Siempre produce asombro el cambio de contenido, de significado, en palabras y conceptos cuando ocurre en un corto espacio de tiempo, digamos en menos de un siglo o de cincuenta años. Es lo que ha ocurrido en España con el vocablo «progreso» o «progresista» en las últimas dos décadas.

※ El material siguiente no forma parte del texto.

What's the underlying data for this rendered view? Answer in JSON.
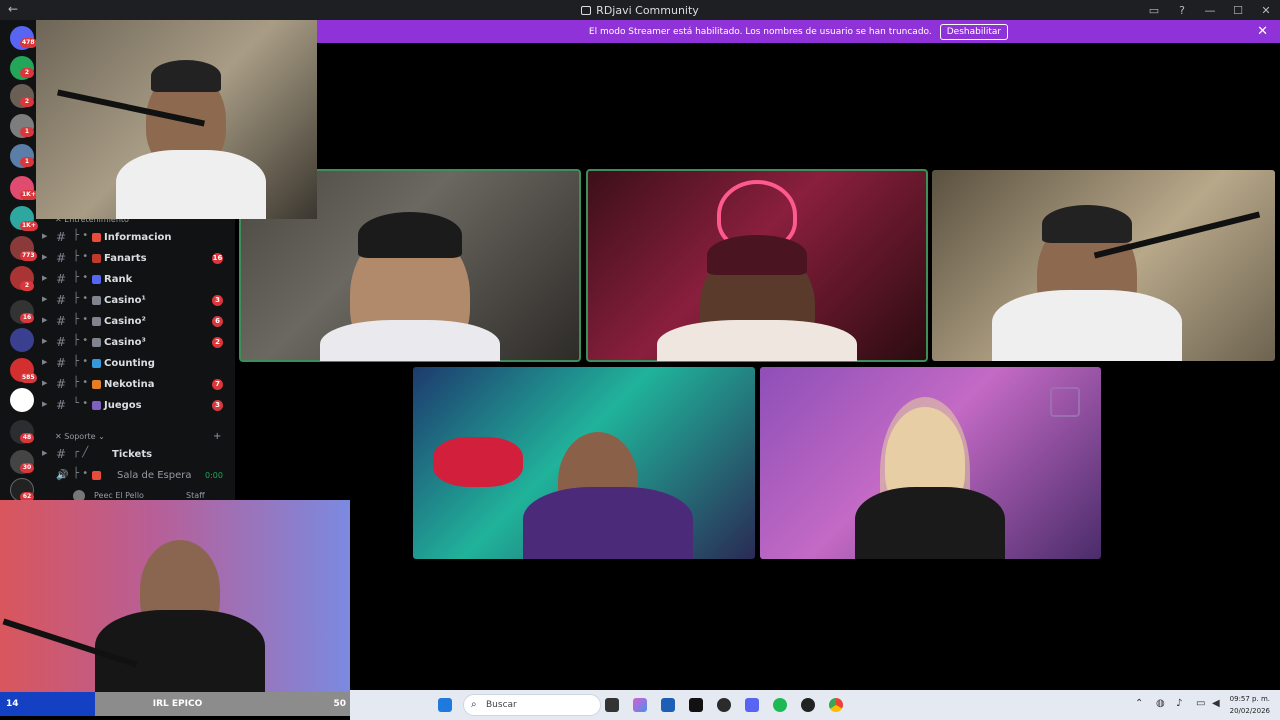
{
  "window": {
    "title": "RDjavi Community",
    "back_icon": "arrow-left-icon"
  },
  "banner": {
    "text": "El modo Streamer está habilitado. Los nombres de usuario se han truncado.",
    "button_label": "Deshabilitar",
    "color": "#8f33d9"
  },
  "server_rail": {
    "badges": [
      "478",
      "2",
      "2",
      "1",
      "1",
      "1K+",
      "1K+",
      "773",
      "2",
      "16",
      "585",
      "48",
      "30",
      "62"
    ]
  },
  "channels": {
    "category_entretenimiento": "Entretenimiento",
    "category_soporte": "Soporte",
    "items": [
      {
        "label": "Informacion",
        "count": ""
      },
      {
        "label": "Fanarts",
        "count": "16"
      },
      {
        "label": "Rank",
        "count": ""
      },
      {
        "label": "Casino¹",
        "count": "3"
      },
      {
        "label": "Casino²",
        "count": "6"
      },
      {
        "label": "Casino³",
        "count": "2"
      },
      {
        "label": "Counting",
        "count": ""
      },
      {
        "label": "Nekotina",
        "count": "7"
      },
      {
        "label": "Juegos",
        "count": "3"
      }
    ],
    "tickets": "Tickets",
    "voice_channel": "Sala de Espera",
    "voice_time": "0:00",
    "voice_user": "Peec El Pello",
    "voice_user_role": "Staff"
  },
  "overlay": {
    "irl_left": "14",
    "irl_title": "IRL EPICO",
    "irl_right": "50"
  },
  "taskbar": {
    "search_placeholder": "Buscar",
    "time": "09:57 p. m.",
    "date": "20/02/2026"
  },
  "colors": {
    "speaking_outline": "#3e8e5a",
    "badge_red": "#da373c",
    "irl_blue": "#1440c4"
  }
}
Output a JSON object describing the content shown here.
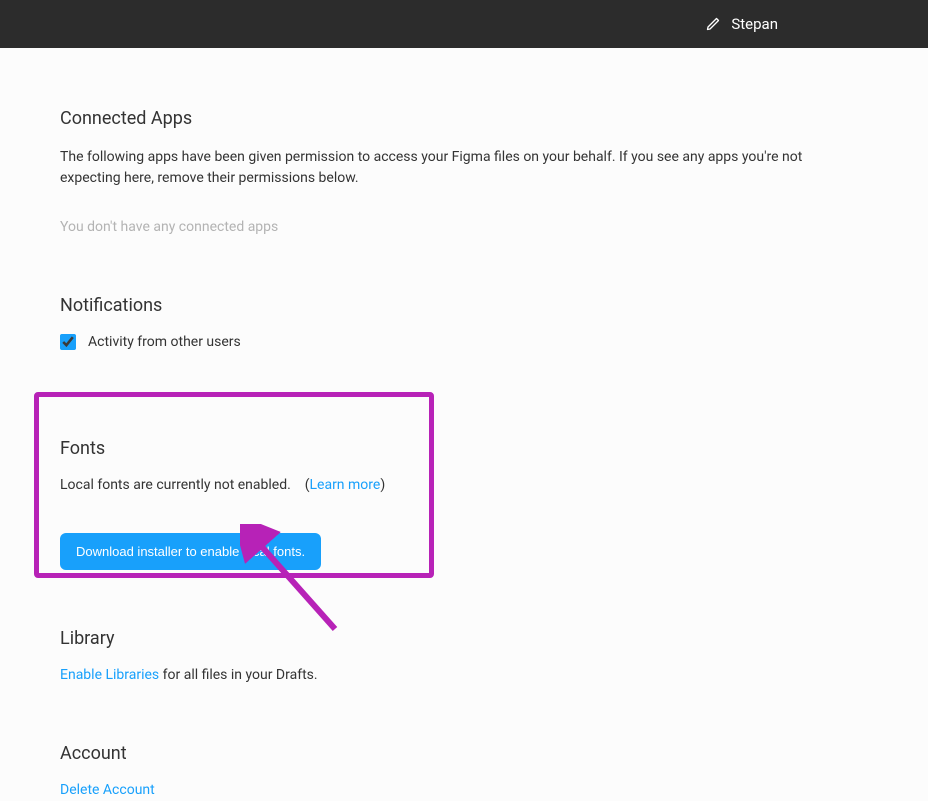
{
  "header": {
    "username": "Stepan"
  },
  "connectedApps": {
    "title": "Connected Apps",
    "description": "The following apps have been given permission to access your Figma files on your behalf. If you see any apps you're not expecting here, remove their permissions below.",
    "empty": "You don't have any connected apps"
  },
  "notifications": {
    "title": "Notifications",
    "activityLabel": "Activity from other users",
    "activityChecked": true
  },
  "fonts": {
    "title": "Fonts",
    "status": "Local fonts are currently not enabled.",
    "learnMore": "Learn more",
    "downloadLabel": "Download installer to enable local fonts."
  },
  "library": {
    "title": "Library",
    "linkText": "Enable Libraries",
    "tailText": " for all files in your Drafts."
  },
  "account": {
    "title": "Account",
    "deleteLink": "Delete Account"
  }
}
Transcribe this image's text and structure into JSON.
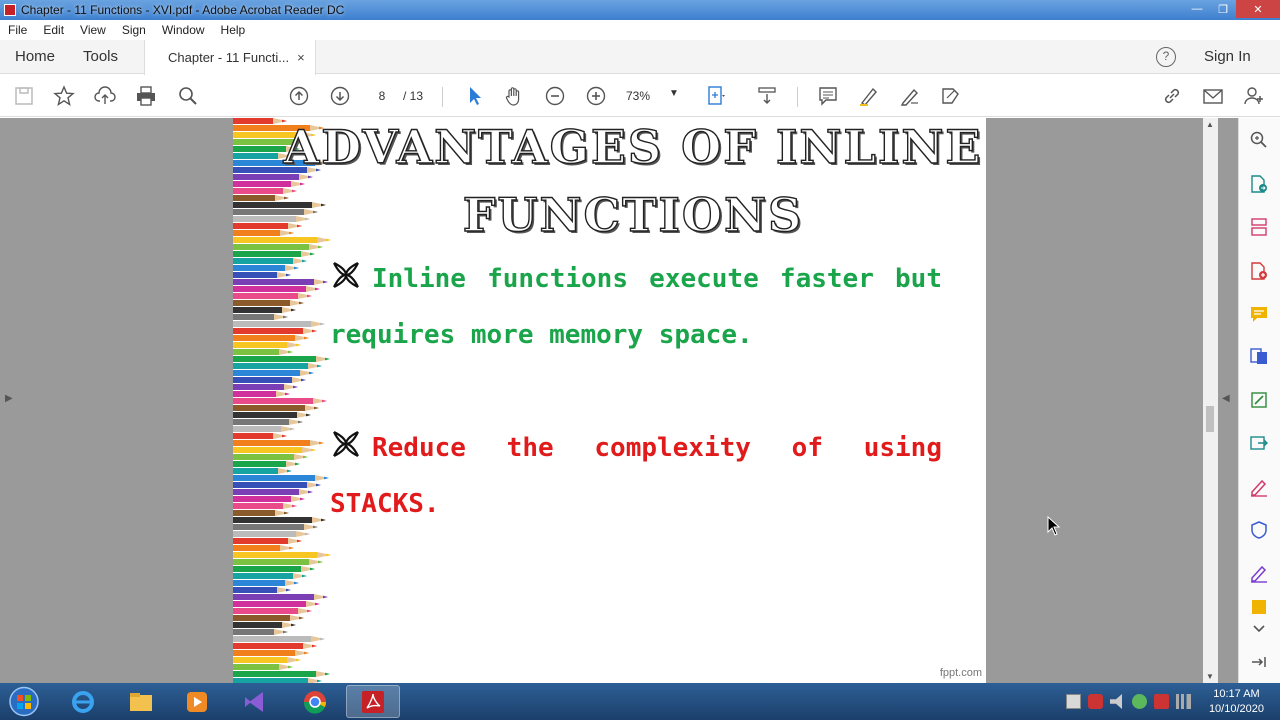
{
  "window": {
    "title": "Chapter - 11 Functions - XVI.pdf - Adobe Acrobat Reader DC",
    "controls": [
      "—",
      "❐",
      "✕"
    ]
  },
  "menu": [
    "File",
    "Edit",
    "View",
    "Sign",
    "Window",
    "Help"
  ],
  "tabs": {
    "home": "Home",
    "tools": "Tools",
    "document": "Chapter - 11 Functi...",
    "close_glyph": "×"
  },
  "header": {
    "help_glyph": "?",
    "sign_in": "Sign In"
  },
  "toolbar": {
    "current_page": "8",
    "total_pages": "/ 13",
    "zoom": "73%",
    "zoom_caret": "▼"
  },
  "slide": {
    "title_line1": "ADVANTAGES OF INLINE",
    "title_line2": "FUNCTIONS",
    "bullet1": "Inline functions execute faster but requires more memory space.",
    "bullet2": "Reduce the complexity of using STACKS.",
    "watermark": "fppt.com",
    "colors": {
      "bullet1": "#1aa54b",
      "bullet2": "#e11b1b"
    }
  },
  "right_tools": [
    "search-icon",
    "export-pdf-icon",
    "organize-pages-icon",
    "create-pdf-icon",
    "comment-icon",
    "combine-files-icon",
    "edit-pdf-icon",
    "send-icon",
    "fill-sign-icon",
    "protect-icon",
    "more-tools-icon",
    "stamp-icon",
    "chevron-down-icon",
    "collapse-pane-icon"
  ],
  "taskbar": {
    "time": "10:17 AM",
    "date": "10/10/2020"
  }
}
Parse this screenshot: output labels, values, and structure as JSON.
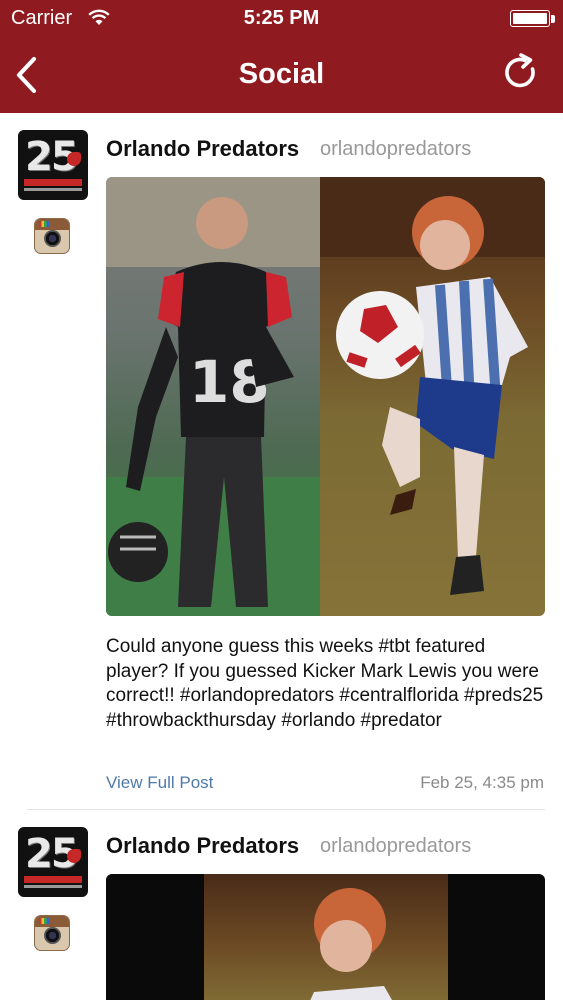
{
  "status_bar": {
    "carrier": "Carrier",
    "time": "5:25 PM"
  },
  "nav": {
    "title": "Social",
    "back_icon": "chevron-left-icon",
    "refresh_icon": "refresh-icon"
  },
  "colors": {
    "header_bg": "#8f1a1f",
    "link": "#4f7aa8",
    "muted": "#999999"
  },
  "posts": [
    {
      "author": "Orlando Predators",
      "handle": "orlandopredators",
      "avatar_text": "25",
      "source_icon": "instagram-icon",
      "caption": "Could anyone guess this weeks #tbt featured player? If you guessed Kicker Mark Lewis you were correct!! #orlandopredators #centralflorida #preds25 #throwbackthursday #orlando #predator",
      "link_label": "View Full Post",
      "date": "Feb 25, 4:35 pm"
    },
    {
      "author": "Orlando Predators",
      "handle": "orlandopredators",
      "avatar_text": "25",
      "source_icon": "instagram-icon"
    }
  ]
}
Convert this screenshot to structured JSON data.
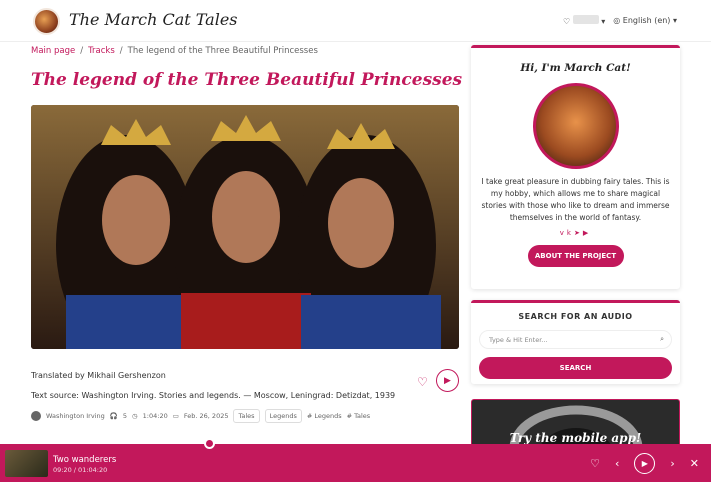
{
  "header": {
    "site_title": "The March Cat Tales",
    "language": "English (en)"
  },
  "breadcrumb": [
    "Main page",
    "Tracks",
    "The legend of the Three Beautiful Princesses"
  ],
  "article": {
    "title": "The legend of the Three Beautiful Princesses",
    "translated_by": "Translated by Mikhail Gershenzon",
    "text_source": "Text source: Washington Irving. Stories and legends. — Moscow, Leningrad: Detizdat, 1939",
    "author": "Washington Irving",
    "listens": "5",
    "duration": "1:04:20",
    "date": "Feb. 26, 2025",
    "tags": [
      "Tales",
      "Legends",
      "# Legends",
      "# Tales"
    ]
  },
  "sidebar": {
    "greeting": "Hi, I'm March Cat!",
    "about_text": "I take great pleasure in dubbing fairy tales. This is my hobby, which allows me to share magical stories with those who like to dream and immerse themselves in the world of fantasy.",
    "about_button": "ABOUT THE PROJECT",
    "search_heading": "SEARCH FOR AN AUDIO",
    "search_placeholder": "Type & Hit Enter...",
    "search_button": "SEARCH",
    "promo_text": "Try the mobile app!"
  },
  "player": {
    "title": "Two wanderers",
    "time": "09:20 / 01:04:20",
    "progress": 0.29
  },
  "colors": {
    "accent": "#c2185b"
  }
}
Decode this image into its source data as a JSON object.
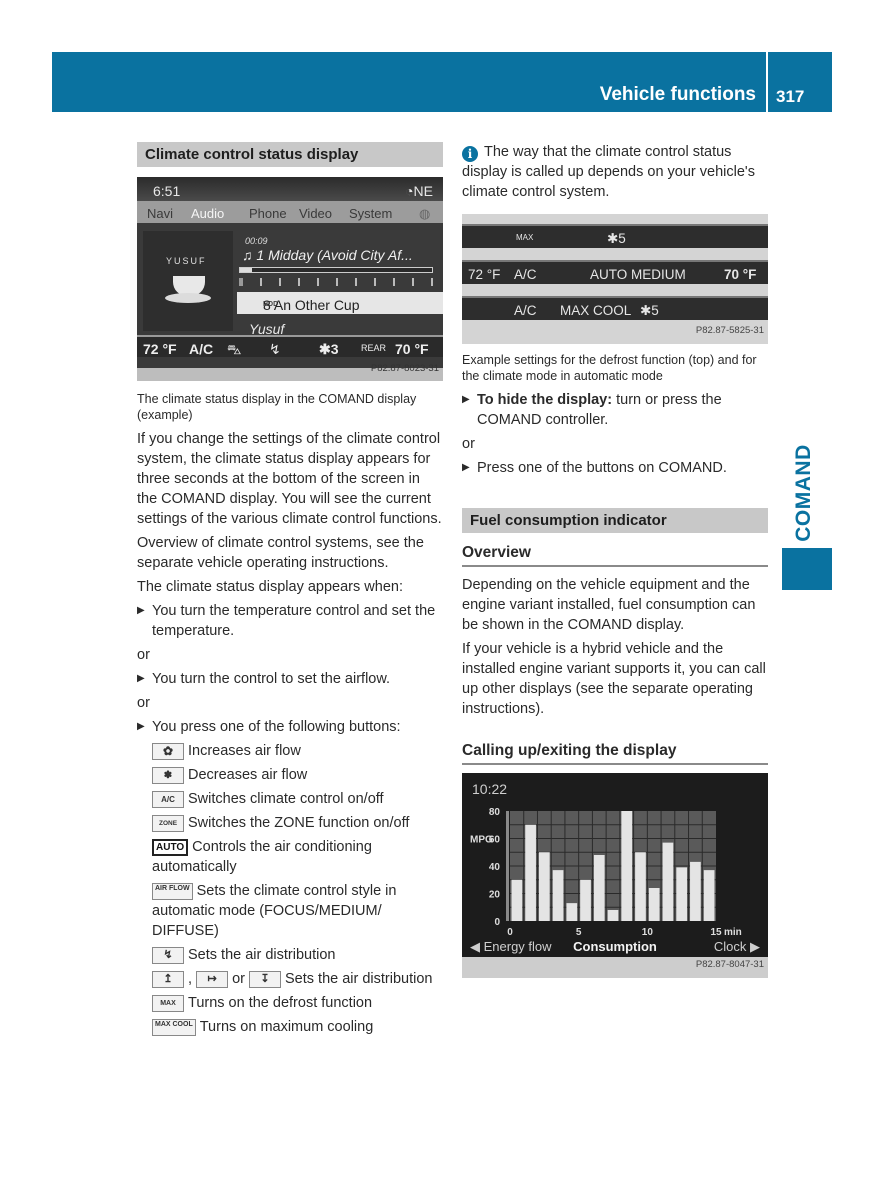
{
  "header": {
    "title": "Vehicle functions",
    "page_number": "317"
  },
  "side_tab": {
    "label": "COMAND"
  },
  "colors": {
    "brand_blue": "#0a72a0",
    "section_bar": "#c8c8c8"
  },
  "left": {
    "section_title": "Climate control status display",
    "screenshot1": {
      "time": "6:51",
      "compass": "◔NE",
      "nav_tabs": [
        "Navi",
        "Audio",
        "Phone",
        "Video",
        "System"
      ],
      "active_tab": "Audio",
      "elapsed": "00:09",
      "album_artist_logo": "YUSUF",
      "track": "♫  1 Midday (Avoid City Af...",
      "progress_fraction": 0.06,
      "selected_track": "8 An Other Cup",
      "source_badge": "HDD",
      "artist": "Yusuf",
      "climate": {
        "left_temp": "72 °F",
        "ac": "A/C",
        "fan": "✱3",
        "rear": "REAR",
        "right_temp": "70 °F"
      },
      "image_code": "P82.87-8023-31"
    },
    "caption": "The climate status display in the COMAND display (example)",
    "para1": "If you change the settings of the climate control system, the climate status display appears for three seconds at the bottom of the screen in the COMAND display. You will see the current settings of the various climate control functions.",
    "para2": "Overview of climate control systems, see the separate vehicle operating instructions.",
    "para3": "The climate status display appears when:",
    "bullet1": "You turn the temperature control and set the temperature.",
    "or": "or",
    "bullet2": "You turn the control to set the airflow.",
    "bullet3": "You press one of the following buttons:",
    "buttons": [
      {
        "icon": "fan-increase-icon",
        "glyph": "✿",
        "text": "Increases air flow"
      },
      {
        "icon": "fan-decrease-icon",
        "glyph": "✽",
        "text": "Decreases air flow"
      },
      {
        "icon": "ac-button-icon",
        "glyph": "A/C",
        "text": "Switches climate control on/off"
      },
      {
        "icon": "zone-button-icon",
        "glyph": "ZONE",
        "text": "Switches the ZONE function on/off"
      },
      {
        "icon": "auto-button-icon",
        "glyph": "AUTO",
        "text": "Controls the air conditioning automatically"
      },
      {
        "icon": "airflow-button-icon",
        "glyph": "AIR FLOW",
        "text": "Sets the climate control style in automatic mode (FOCUS/MEDIUM/ DIFFUSE)"
      },
      {
        "icon": "air-distribution-icon",
        "glyph": "↯",
        "text": "Sets the air distribution"
      },
      {
        "icon": "air-distribution-icons",
        "glyphs": [
          "↥",
          "↦",
          "↧"
        ],
        "sep1": ",",
        "sep2": "or",
        "text": "Sets the air distribution"
      },
      {
        "icon": "defrost-max-icon",
        "glyph": "MAX",
        "text": "Turns on the defrost function"
      },
      {
        "icon": "max-cool-icon",
        "glyph": "MAX COOL",
        "text": "Turns on maximum cooling"
      }
    ]
  },
  "right": {
    "info_note": "The way that the climate control status display is called up depends on your vehicle's climate control system.",
    "screenshot2": {
      "row1": {
        "defrost": "MAX",
        "fan": "✱5"
      },
      "row2": {
        "left_temp": "72 °F",
        "ac": "A/C",
        "mode": "AUTO  MEDIUM",
        "right_temp": "70 °F"
      },
      "row3": {
        "ac": "A/C",
        "mode": "MAX COOL",
        "fan": "✱5"
      },
      "image_code": "P82.87-5825-31"
    },
    "caption": "Example settings for the defrost function (top) and for the climate mode in automatic mode",
    "hide_bold": "To hide the display:",
    "hide_rest": " turn or press the COMAND controller.",
    "or": "or",
    "bullet_press": "Press one of the buttons on COMAND.",
    "section_title": "Fuel consumption indicator",
    "overview_title": "Overview",
    "overview_p1": "Depending on the vehicle equipment and the engine variant installed, fuel consumption can be shown in the COMAND display.",
    "overview_p2": "If your vehicle is a hybrid vehicle and the installed engine variant supports it, you can call up other displays (see the separate operating instructions).",
    "calling_title": "Calling up/exiting the display",
    "screenshot3": {
      "time": "10:22",
      "nav_left": "◀ Energy flow",
      "nav_center": "Consumption",
      "nav_right": "Clock ▶",
      "image_code": "P82.87-8047-31"
    }
  },
  "chart_data": {
    "type": "bar",
    "title": "Consumption",
    "xlabel": "min",
    "ylabel": "MPG",
    "x": [
      1,
      2,
      3,
      4,
      5,
      6,
      7,
      8,
      9,
      10,
      11,
      12,
      13,
      14,
      15
    ],
    "values": [
      30,
      70,
      50,
      37,
      13,
      30,
      48,
      8,
      80,
      50,
      24,
      57,
      39,
      43,
      37
    ],
    "ylim": [
      0,
      80
    ],
    "xlim": [
      0,
      15
    ],
    "yticks": [
      0,
      20,
      40,
      60,
      80
    ],
    "xticks": [
      0,
      5,
      10,
      15
    ],
    "grid": true,
    "bar_color": "#e4e4e4",
    "plot_bg": "#5a5a5a"
  }
}
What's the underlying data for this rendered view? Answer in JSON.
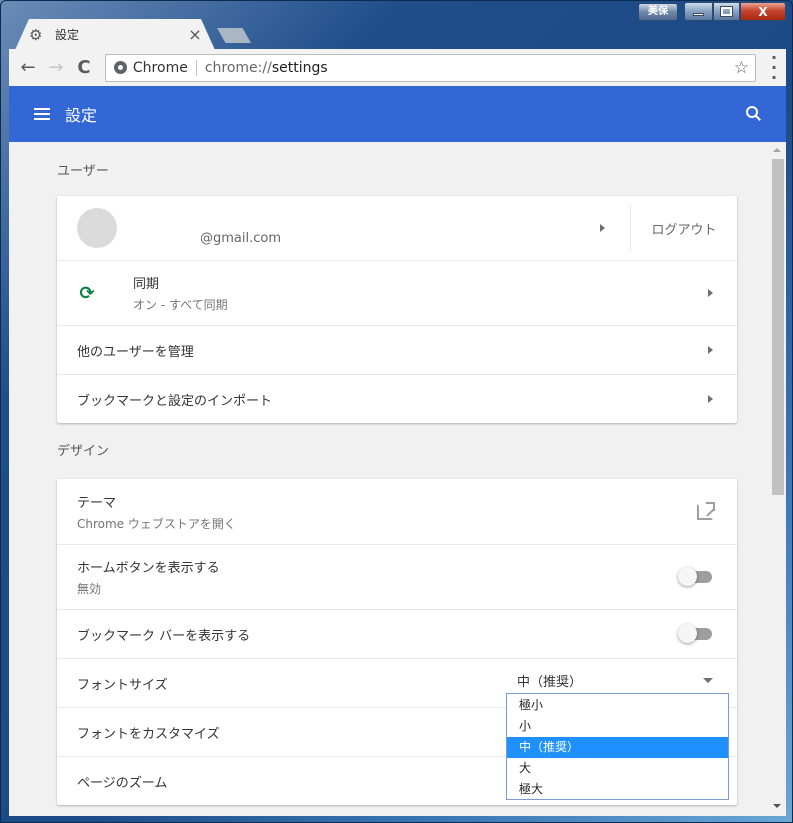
{
  "window": {
    "extension_label": "美保",
    "close_glyph": "X"
  },
  "tab": {
    "title": "設定",
    "icon": "gear-icon",
    "close_glyph": "×"
  },
  "toolbar": {
    "back_glyph": "←",
    "forward_glyph": "→",
    "reload_glyph": "C",
    "omnibox": {
      "chip": "Chrome",
      "url_scheme": "chrome://",
      "url_path": "settings"
    },
    "star_glyph": "☆",
    "menu_glyph": "⋮"
  },
  "header": {
    "title": "設定"
  },
  "sections": {
    "user": {
      "title": "ユーザー",
      "profile": {
        "email": "@gmail.com",
        "logout_label": "ログアウト"
      },
      "sync": {
        "label": "同期",
        "sub": "オン - すべて同期",
        "icon_glyph": "⟳"
      },
      "manage_users": "他のユーザーを管理",
      "import": "ブックマークと設定のインポート"
    },
    "design": {
      "title": "デザイン",
      "theme": {
        "label": "テーマ",
        "sub": "Chrome ウェブストアを開く"
      },
      "home_button": {
        "label": "ホームボタンを表示する",
        "sub": "無効",
        "enabled": false
      },
      "bookmark_bar": {
        "label": "ブックマーク バーを表示する",
        "enabled": false
      },
      "font_size": {
        "label": "フォントサイズ",
        "value": "中（推奨）",
        "options": [
          "極小",
          "小",
          "中（推奨）",
          "大",
          "極大"
        ],
        "selected_index": 2
      },
      "customize_fonts": "フォントをカスタマイズ",
      "page_zoom": "ページのズーム"
    }
  },
  "colors": {
    "header_blue": "#3367d6",
    "sync_green": "#0b8043",
    "selected_option": "#1e90ff"
  }
}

Sostenía sabiamente Auguste Comte que el progreso no es más que el fruto sabroso del «orden», una voz hoy asociada entre nosotros con el fascismo, el autoritarismo y la reacción; así pues, una palabra nefanda y blasfema. Mas es lo cierto que el orden procede de la libertad, la seguridad y la existencia de élites con «auctoritas» (que no cabe confundir con élites autoritarias). Se trata de una evidencia histórica y de sentido común: la anarquía, el desorden y la inseguridad jurídica son incompatibles con el progreso de una sociedad.
Los autoproclamados progresistas, es decir, los «progres» del siglo XXI, han hecho del cambio por el cambio una virtud política. Pero ¿por qué cambiar lo que funciona bien? Así se está llegando en España a disparates socio-lingüísticos como llamar «progresista» a la alianza con un nacionalismo separatista reaccionario por definición. Mientras, el PSOE perdiendo elección tras elección en beneficio de esos socios cavernícolas.